Correio do Brasil,
São Paulo
O blogueiro Eduardo
Guimarães relatou, no Blog da Cidadania, sua breve passagem pela manifestação que
tomou, na noite desta segunda-feira, as principais ruas do Centro da capital
paulista. “Cheguei às 16 horas e permaneci entre os manifestantes até por volta
das 19 horas, quando empreendi uma epopeia pra voltar pra casa”, contou.
Périplo do
blogueiro nas ruas de São Paulo
Descendo a rua
Cardeal Arcoverde de carro, acompanhei a procissão de jovens que se estendia
por quarteirões.

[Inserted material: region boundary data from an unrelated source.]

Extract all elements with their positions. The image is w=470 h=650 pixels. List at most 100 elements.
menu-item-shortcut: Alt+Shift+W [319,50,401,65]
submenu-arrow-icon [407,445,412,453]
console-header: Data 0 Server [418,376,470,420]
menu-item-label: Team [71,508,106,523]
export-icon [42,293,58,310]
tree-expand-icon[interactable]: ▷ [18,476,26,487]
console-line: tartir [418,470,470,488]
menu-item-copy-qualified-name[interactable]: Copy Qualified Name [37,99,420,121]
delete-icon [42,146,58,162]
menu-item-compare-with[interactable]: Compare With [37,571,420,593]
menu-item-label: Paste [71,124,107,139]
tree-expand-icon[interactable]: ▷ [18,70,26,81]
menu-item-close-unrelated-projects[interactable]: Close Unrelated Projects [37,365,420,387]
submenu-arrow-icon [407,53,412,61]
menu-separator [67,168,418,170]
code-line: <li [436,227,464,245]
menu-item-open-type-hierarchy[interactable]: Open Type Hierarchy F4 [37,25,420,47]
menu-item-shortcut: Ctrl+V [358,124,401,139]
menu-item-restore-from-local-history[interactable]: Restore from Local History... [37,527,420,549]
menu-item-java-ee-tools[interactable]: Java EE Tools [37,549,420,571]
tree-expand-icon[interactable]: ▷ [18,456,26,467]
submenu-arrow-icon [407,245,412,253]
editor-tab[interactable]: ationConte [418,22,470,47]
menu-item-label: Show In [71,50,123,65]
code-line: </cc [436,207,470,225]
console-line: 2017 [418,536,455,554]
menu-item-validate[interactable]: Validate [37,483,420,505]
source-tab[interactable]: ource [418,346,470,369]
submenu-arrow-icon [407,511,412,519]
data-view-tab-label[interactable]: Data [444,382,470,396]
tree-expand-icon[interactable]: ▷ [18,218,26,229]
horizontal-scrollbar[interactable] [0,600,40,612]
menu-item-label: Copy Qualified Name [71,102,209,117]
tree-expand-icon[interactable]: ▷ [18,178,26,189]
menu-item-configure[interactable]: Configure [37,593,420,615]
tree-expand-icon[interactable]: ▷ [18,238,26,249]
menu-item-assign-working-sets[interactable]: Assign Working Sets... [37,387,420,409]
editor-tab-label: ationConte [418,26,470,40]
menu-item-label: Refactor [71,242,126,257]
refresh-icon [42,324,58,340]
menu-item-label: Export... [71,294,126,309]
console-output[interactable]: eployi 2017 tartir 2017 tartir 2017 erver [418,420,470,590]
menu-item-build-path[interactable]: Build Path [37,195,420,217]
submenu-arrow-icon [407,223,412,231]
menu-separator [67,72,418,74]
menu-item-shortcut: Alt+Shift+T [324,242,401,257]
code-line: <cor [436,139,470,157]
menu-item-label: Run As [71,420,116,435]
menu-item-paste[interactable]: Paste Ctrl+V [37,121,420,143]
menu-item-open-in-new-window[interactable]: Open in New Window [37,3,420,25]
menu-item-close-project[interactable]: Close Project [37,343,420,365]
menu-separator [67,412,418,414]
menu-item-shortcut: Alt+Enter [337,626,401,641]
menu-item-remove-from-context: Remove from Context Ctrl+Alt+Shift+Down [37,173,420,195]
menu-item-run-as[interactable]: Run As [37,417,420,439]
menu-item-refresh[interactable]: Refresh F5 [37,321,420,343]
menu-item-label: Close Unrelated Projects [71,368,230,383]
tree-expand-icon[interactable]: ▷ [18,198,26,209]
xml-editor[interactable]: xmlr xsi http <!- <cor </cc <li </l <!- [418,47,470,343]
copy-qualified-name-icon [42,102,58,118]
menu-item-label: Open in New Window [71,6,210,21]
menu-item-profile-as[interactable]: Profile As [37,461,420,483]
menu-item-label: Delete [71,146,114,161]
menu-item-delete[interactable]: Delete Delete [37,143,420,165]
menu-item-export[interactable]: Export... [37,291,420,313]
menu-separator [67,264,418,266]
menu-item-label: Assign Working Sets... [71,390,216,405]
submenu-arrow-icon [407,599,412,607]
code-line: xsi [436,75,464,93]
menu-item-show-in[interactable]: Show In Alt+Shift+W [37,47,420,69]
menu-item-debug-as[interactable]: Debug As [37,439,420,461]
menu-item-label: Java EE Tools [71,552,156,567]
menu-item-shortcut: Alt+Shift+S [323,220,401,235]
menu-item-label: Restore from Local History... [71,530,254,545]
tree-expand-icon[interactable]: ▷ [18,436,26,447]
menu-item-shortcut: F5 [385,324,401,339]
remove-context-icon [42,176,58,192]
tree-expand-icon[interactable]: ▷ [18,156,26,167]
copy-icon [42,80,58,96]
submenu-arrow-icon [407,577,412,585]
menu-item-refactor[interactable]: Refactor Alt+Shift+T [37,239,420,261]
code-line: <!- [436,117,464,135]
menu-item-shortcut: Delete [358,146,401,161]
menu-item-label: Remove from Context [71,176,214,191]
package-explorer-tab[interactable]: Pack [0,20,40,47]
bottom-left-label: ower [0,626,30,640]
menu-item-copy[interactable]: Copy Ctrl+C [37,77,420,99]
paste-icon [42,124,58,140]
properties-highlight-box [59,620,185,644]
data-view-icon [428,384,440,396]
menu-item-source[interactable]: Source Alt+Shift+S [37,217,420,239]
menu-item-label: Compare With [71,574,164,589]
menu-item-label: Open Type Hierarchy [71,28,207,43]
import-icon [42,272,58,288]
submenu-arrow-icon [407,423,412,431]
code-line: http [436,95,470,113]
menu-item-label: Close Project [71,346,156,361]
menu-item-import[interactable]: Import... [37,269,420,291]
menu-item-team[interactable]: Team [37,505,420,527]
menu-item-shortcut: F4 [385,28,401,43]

Todos no mesmo rumo, todos com o mesmo ar contrito e de
determinação nos rostos.
Encontrei um
estacionamento estrategicamente localizado a pouco mais de um quarteirão do
Largo. “Fecha às 20 horas”, disse-me o manobrista, caixa e, provavelmente, tudo
o mais naquele terreno descoberto, com chão de terra e convertido em
estacionamento.
Já na Brigadeiro
Faria Lima, a algumas centenas de metros do Largo, já não caminhavam pelas
calçadas, mas no meio da rua. Um ou outro carro passava, desviando dos
pedestres, agora donos da via, como se os motoristas pedissem desculpas por
estarem onde não deviam.
Ao longe, grandes
bandeiras brancas e vermelhas se erguiam de uma massa humana que me
impressionou por ser tão grande a uma hora do horário previsto para o início da manifestação.
Nas bandeiras brancas, as letras UJS (ou algo assim) e, nas vermelhas, PSTU.
Agora faltavam
menos de cem metros pra chegar à aglomeração. Uma juventude bonita e
evidentemente universitária. As idades variando entre 15 e 30 anos, no máximo.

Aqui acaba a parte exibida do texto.